The Plan is envisioned to be especially helpful to organizational leaders, who play a critical role in establishing, maintaining, and promoting a culture of safety, the spread of learning systems, patient and family engagement, and workforce safety.

“The Action Plan helps direct attention to these interdependent areas, which have substantial, wide-ranging influence on many aspects of patient safety,” said Tejal K. Gandhi, MD, MPH, CPPS, NSC Co-Chair, IHI Senior Fellow, and Chief Safety and Transformation Officer at Press Ganey. “Accelerating improvement in each of these areas will mutually support improvement in others and create the fertile soil that allows broader safety initiatives to take root and be cultivated.”

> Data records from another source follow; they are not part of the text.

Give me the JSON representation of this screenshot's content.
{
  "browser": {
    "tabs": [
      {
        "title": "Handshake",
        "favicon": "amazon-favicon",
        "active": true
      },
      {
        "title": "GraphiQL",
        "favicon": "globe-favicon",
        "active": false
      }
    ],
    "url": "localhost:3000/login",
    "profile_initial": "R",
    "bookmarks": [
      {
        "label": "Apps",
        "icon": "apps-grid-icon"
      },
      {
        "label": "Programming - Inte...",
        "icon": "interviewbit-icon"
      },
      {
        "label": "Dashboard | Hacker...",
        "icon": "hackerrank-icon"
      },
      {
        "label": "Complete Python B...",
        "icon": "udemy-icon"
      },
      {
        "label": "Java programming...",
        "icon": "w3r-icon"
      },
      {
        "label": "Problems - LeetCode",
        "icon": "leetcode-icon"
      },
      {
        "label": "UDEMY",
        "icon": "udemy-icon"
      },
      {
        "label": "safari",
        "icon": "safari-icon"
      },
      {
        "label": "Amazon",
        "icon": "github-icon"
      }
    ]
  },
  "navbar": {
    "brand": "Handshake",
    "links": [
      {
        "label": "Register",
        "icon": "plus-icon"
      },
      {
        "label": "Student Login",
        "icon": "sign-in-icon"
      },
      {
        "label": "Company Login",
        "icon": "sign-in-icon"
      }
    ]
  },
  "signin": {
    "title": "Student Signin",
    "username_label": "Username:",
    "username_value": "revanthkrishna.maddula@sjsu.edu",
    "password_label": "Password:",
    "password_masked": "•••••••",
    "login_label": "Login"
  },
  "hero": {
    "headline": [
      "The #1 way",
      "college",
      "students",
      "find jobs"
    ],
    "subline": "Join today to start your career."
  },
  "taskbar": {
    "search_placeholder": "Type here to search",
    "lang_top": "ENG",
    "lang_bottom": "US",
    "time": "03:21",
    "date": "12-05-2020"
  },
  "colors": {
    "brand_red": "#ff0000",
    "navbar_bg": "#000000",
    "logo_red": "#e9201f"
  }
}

How has participation in the Coalition to Improve Diagnosis impacted your work?

“The mission and activities of the Coalition to Improve Diagnosis are well-aligned and mutually supportive of the vision of the NSC that guided the development of the Safer Together: A National Action Plan to Advance Patient Safety to ensure that health care is safe, reliable, and free from harm,” said Dr. Brady. “It is difficult to pursue that vision without correct and timely diagnoses, and the Coalition’s focus on this critically important aspect of health care is entirely consistent with the NSC’s core principles and the kind of productive collaboration that is necessary to accomplish meaningful improvements that benefit patients.”